Kune Foods is not about Racism
After a few years in the startup world, I came across some stats showing the startups that had managed to raise a significance amount of money in Kenya. The most noticeable characteristic is that almost all of them were led by white people.
This was already raising complains in the Kenya startup ecosystem, with people concluding that there is a racism problem in the way startups were funded. I also concluded so.
Last month, there was an uproar after Kune Foods raised 1 million USD to help solve the problem of lack of great food at a cheap price. The major concern was that a non Kenyan came to Kenya, identified a market gap which most Kenyans think does not exist, went ahead to raise an insane amount of money, then went ahead to publicize the raise by peddling half-truths, lies and a few info that are outright insults to Kenya.
Where is the Problem?
After I wrote this article about a ‘white male CEO need,’ I decided to further do some research about it and talk to the people who had received funding due to their association with a white person. I did not manage to get many people, but at least I talked to one.
From the discussion, it was clear that it is not about skin color, but other dynamics at play. The guy said that when he was looking for capital, he was not looking for black or white capital, but people who could afford to invest in his business. Unfortunately, he lacked a relationship with such people, and the person who helped him was a white guy from UK, who knew people who were willing to invest in the business. In exchange, he made him the executive chairman of the board.

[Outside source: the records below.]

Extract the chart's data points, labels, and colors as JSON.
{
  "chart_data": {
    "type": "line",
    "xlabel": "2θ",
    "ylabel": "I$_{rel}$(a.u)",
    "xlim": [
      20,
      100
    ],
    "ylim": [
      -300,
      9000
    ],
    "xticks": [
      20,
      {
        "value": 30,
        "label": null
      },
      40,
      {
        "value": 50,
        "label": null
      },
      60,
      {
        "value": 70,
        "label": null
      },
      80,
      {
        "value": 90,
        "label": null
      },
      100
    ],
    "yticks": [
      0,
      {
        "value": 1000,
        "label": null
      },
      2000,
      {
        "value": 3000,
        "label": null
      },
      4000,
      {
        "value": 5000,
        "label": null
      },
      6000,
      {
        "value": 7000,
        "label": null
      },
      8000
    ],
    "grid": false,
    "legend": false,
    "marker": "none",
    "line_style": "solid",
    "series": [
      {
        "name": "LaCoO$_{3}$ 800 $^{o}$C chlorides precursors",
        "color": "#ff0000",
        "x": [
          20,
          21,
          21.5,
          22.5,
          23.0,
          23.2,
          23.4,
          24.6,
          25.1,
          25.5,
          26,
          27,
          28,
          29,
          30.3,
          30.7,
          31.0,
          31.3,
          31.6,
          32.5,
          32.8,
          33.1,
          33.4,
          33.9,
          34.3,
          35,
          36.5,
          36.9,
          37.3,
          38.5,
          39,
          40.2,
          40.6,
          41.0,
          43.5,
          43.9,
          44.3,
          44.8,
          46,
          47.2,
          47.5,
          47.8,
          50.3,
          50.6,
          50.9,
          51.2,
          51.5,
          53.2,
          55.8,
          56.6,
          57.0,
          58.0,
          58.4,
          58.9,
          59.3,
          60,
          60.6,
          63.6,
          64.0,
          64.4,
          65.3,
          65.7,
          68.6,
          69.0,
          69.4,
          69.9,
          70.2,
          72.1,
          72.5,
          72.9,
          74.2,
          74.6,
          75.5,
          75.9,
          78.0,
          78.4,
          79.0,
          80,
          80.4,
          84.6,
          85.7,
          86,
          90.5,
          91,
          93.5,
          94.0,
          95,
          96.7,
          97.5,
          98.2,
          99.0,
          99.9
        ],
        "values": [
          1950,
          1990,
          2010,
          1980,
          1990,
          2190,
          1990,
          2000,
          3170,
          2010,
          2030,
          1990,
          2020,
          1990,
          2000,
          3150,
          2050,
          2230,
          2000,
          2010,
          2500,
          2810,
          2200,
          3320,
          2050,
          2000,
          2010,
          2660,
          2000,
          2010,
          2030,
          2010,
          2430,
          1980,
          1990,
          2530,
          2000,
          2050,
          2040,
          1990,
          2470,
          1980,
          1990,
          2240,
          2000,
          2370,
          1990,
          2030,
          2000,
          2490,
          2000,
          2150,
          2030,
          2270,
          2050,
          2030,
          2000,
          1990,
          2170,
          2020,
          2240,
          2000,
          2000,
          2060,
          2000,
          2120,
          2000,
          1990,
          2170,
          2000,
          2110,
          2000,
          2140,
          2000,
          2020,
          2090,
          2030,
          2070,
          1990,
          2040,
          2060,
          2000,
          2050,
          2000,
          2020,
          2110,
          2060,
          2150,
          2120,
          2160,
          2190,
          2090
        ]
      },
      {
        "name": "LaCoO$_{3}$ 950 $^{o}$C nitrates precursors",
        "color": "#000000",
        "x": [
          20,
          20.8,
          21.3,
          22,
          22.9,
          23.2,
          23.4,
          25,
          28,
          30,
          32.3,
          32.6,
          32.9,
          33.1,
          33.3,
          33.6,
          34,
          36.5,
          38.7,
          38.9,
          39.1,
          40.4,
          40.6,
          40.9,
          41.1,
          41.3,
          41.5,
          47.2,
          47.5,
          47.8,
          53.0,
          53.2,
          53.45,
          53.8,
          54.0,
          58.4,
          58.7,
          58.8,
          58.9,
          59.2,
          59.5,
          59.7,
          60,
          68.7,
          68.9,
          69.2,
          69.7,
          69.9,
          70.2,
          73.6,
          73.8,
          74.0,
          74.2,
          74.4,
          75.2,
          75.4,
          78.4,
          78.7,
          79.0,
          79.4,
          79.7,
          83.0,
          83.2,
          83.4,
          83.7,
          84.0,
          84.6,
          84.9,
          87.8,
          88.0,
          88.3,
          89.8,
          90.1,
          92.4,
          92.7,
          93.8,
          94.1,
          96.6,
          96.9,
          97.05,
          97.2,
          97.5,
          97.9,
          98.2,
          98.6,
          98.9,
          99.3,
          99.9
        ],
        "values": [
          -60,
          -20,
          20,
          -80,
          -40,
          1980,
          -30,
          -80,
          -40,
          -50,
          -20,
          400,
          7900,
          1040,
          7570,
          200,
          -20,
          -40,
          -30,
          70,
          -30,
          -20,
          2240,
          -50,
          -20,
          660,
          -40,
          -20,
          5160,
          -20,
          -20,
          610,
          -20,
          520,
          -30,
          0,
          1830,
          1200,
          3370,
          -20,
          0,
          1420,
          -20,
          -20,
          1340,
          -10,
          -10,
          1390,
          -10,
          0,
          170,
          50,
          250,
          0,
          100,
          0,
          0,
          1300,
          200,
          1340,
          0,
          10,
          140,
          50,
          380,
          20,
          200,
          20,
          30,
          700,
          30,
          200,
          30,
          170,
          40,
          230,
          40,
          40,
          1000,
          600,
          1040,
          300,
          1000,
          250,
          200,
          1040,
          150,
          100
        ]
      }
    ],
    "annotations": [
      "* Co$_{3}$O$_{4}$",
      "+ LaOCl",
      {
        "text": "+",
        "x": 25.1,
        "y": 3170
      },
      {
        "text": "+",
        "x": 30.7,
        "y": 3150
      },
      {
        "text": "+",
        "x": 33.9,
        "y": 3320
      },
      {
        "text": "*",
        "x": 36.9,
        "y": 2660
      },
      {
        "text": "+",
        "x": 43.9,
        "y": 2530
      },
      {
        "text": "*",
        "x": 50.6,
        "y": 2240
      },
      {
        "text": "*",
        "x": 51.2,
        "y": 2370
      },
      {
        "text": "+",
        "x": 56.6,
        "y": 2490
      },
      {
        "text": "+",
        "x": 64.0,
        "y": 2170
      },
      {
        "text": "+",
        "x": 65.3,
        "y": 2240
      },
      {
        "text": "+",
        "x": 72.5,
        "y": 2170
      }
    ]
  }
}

With this guy as an executive chair, it was easy for him to bring on board people who were willing to invest because they knew the white guy. They were comfortable because they had one of their own who they could trust. It would have been impossible for the investors to leave UK, come to Kenya for the first time, identify a business and invest in it. That would just be too much risk.
This script looks very familiar.
Do Nairobians Invest in Businesses in Marsabit?
How many of us have helped an entrepreneur in Marsabit, unless if you were born there, or work in an NGO where supporting entrepreneurs in Marsabit is part of your work?
Even when we do it, it is about relationships. I have helped someone based in Marsabit, because I know them, and I got to know them because they are from Kisumu and we met in Nairobi. He is running a good business in Marsabit, and my support for him is not a vote against the locals in that area. I cannot support any local business unless I get to know them first.
How would I get to know them? They would need to reach out, or I would need to go there. I would also have to spend a lot of time doing some due diligence, in an environment and culture that I am yet to familiarize with.
Racist Capital?
Startups with expatriate founders seem to get the funding, but we need to find way to help local founders get the much-needed funds.
How do we create those relationships? How do we create structures that allow local founders to get funded? How do we create the right image as a country? How do we guard investor interests? I do not know, but we need to. Investments will not be done based on emotions, and it is not a matter of the rich helping the poor – a wide anthropological question that is beyond the scope of this article.
Unfortunately, the whole debate is reduced to skin color, something that shifts the responsibility of finding the solution to ‘other people’ because we are not the problem. If the problem is racism, then it is the racists who need to change. This shifts the burden of finding a solution to ‘them,’ and it does not help the situation.